Strands of the past, layer upon layer

Scott Cantrell, The Dallas Morning News, June 12, 2022

 

FORT WORTH — Jamal Cyrus works in layers. Layers of materials and associations. 

 

The Houston-born and -based artist, educated at the universities of Houston and Pennsylvania, works in a vast array of media, in two and three dimensions, and sometimes in sound. But the show of his recent works at the Modern Art Museum of Fort Worth lives up to its “Focus” label. 

 

Immediately striking are tapestries of slender strips of shredded denim glued together in subtly sculptural textures. Some are in fresh or faded blue, others bleached white. Puffs of cotton batting and shards of zippers and leather patches sometimes punctuate the surfaces. 

 

Some of these tapestries, collectively titled Blue Alluvial Glue, suggest layers of soil built up from multiple floodings. Others evoke patchworks of cultivated lands. In Blue Alluvial Glue (Line), a jagged streak of dark blue across a white background suggests a river flowing through.

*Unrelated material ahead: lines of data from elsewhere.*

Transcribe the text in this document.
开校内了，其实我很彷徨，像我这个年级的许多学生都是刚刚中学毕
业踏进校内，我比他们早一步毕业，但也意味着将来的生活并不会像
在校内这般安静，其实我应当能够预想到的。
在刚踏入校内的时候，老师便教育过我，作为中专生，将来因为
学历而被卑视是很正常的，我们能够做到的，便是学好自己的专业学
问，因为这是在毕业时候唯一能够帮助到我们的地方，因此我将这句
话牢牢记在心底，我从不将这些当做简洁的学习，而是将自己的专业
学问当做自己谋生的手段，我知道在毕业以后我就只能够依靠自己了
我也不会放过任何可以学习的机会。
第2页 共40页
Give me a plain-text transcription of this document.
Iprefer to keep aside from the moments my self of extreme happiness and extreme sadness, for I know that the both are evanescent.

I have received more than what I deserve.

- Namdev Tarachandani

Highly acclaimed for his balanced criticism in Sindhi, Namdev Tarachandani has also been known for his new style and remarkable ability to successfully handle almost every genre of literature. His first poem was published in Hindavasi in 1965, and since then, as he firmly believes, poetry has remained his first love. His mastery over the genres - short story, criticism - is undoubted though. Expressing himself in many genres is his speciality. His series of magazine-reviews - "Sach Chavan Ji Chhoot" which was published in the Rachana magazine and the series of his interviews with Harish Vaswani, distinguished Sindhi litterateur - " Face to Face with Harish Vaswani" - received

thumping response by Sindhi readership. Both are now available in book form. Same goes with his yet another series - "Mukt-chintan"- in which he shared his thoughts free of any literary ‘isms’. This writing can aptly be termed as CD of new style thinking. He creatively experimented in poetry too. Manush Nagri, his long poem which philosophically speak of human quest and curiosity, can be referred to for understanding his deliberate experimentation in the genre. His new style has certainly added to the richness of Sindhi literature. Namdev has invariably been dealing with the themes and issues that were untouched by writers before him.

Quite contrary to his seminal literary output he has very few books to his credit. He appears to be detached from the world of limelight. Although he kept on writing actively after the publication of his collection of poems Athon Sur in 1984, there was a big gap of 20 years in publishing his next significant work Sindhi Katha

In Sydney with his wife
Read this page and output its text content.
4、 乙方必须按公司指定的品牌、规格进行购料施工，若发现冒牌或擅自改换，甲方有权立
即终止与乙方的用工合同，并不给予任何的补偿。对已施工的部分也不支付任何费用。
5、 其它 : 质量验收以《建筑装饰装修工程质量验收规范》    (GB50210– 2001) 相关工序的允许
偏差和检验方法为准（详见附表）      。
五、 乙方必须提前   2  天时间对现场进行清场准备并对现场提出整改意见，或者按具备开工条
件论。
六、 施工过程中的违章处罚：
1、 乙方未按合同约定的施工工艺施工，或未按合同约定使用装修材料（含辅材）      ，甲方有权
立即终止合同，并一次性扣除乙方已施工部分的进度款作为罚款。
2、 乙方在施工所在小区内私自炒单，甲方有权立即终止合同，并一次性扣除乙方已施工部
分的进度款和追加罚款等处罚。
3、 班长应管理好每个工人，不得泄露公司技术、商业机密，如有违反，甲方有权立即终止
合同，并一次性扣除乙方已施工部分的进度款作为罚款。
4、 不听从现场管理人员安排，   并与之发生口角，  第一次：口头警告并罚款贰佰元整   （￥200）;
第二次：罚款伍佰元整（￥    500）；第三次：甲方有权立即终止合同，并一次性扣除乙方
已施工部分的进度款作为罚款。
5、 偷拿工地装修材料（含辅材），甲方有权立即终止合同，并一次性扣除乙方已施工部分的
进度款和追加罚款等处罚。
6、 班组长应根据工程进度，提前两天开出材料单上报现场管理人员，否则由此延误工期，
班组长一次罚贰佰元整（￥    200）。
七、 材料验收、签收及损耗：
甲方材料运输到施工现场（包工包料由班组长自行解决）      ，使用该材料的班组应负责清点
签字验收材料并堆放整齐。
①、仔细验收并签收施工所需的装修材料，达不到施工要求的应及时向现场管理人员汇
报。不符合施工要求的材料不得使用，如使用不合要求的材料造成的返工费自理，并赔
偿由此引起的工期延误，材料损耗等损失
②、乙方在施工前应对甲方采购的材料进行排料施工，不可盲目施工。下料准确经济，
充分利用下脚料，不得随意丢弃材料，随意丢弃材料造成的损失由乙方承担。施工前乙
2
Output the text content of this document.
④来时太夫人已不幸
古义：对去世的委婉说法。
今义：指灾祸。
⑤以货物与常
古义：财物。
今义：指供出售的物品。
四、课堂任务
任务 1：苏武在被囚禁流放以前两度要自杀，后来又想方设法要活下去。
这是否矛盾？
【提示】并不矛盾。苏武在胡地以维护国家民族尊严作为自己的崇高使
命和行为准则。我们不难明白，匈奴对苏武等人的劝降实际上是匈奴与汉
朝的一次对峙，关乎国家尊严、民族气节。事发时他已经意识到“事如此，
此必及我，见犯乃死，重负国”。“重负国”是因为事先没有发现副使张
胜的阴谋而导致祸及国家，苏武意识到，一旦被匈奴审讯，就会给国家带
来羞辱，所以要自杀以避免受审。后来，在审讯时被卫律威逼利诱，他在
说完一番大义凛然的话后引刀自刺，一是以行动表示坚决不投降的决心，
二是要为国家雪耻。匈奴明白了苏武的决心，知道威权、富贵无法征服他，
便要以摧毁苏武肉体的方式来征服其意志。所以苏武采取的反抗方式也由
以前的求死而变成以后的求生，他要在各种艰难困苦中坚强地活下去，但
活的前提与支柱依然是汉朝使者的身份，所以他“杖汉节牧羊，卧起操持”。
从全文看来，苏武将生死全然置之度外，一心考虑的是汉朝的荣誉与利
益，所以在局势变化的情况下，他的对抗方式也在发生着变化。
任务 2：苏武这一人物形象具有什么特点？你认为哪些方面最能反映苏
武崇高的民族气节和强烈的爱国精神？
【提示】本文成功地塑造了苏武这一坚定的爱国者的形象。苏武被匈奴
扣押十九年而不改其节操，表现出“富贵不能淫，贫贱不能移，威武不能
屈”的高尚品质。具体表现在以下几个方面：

But these works, notably Blue Alluvial Glue (Shape), also can be read purely as textured abstraction. 

 

Texas rivers and the cultures that have grown up along them have been inspirations for Cyrus. 

 

“Most of the historical material I deal with relates to what would be considered the Black radical tradition,” he explains in a handout. “I’m interested in the ideas and strategies Black folks develop to get through very dire social circumstances.” 

 

By the 1820s, white settlers were cultivating these soils for cotton and other crops. The work was largely done by Black slaves — 182,566 were counted in Texas in the 1860 census — and farm workers’ lives scarcely improved after emancipation. 

 

As with the Quilts of Gee’s Bend, patched together by poor Black women in isolated Alabama communities, these shredded jeans evoke hardscrabble past lives. But jeans, even tattered, are still worn in all socio-economic strata, an enduringly shared experience. 

 

Multiple strands of Black Texas music are also woven through Cyrus’ works. A lifelong music lover, Cyrus cites the legacy of Coutchman-born Blind Lemon Jefferson, the father of Texas blues, and jazz greats Ornette Coleman and Julius Hemphill, both Fort Worth natives. The zigzags of Common Tongue, perhaps suggesting jazzy syncopations, are topped with a crisp army of black piano sharp keys. 

 

More explicitly musical, Horn Beam Effigy is a totemic construction topped by an inverted saxophone, the instrument of Jefferson, Coleman. and Hemphill. With heavy ropes spewing out of its tone holes — make of that what you will — it caps an upright rail with Picasso-ish wings. The base is a bed of gravel framed by old railroad ties, the underlay of escapes from rural and provincial Texas. Port of Call whimsically attaches a conch shell — a different medium for listening — to a microphone stand and cable. 

 

Music half-remembered is evoked in two works of graphite powder on sepia-colored paper, both titled Rite_1-Percussion Ballad. Fading music ledger lines are crisscrossed with strips of ghostly dots suggesting some otherworldly musical notation. 

 

Rooted in earth, echoing lost music, Cyrus’ layered art is visually engaging and deeply humane. Let’s hope we see more of it.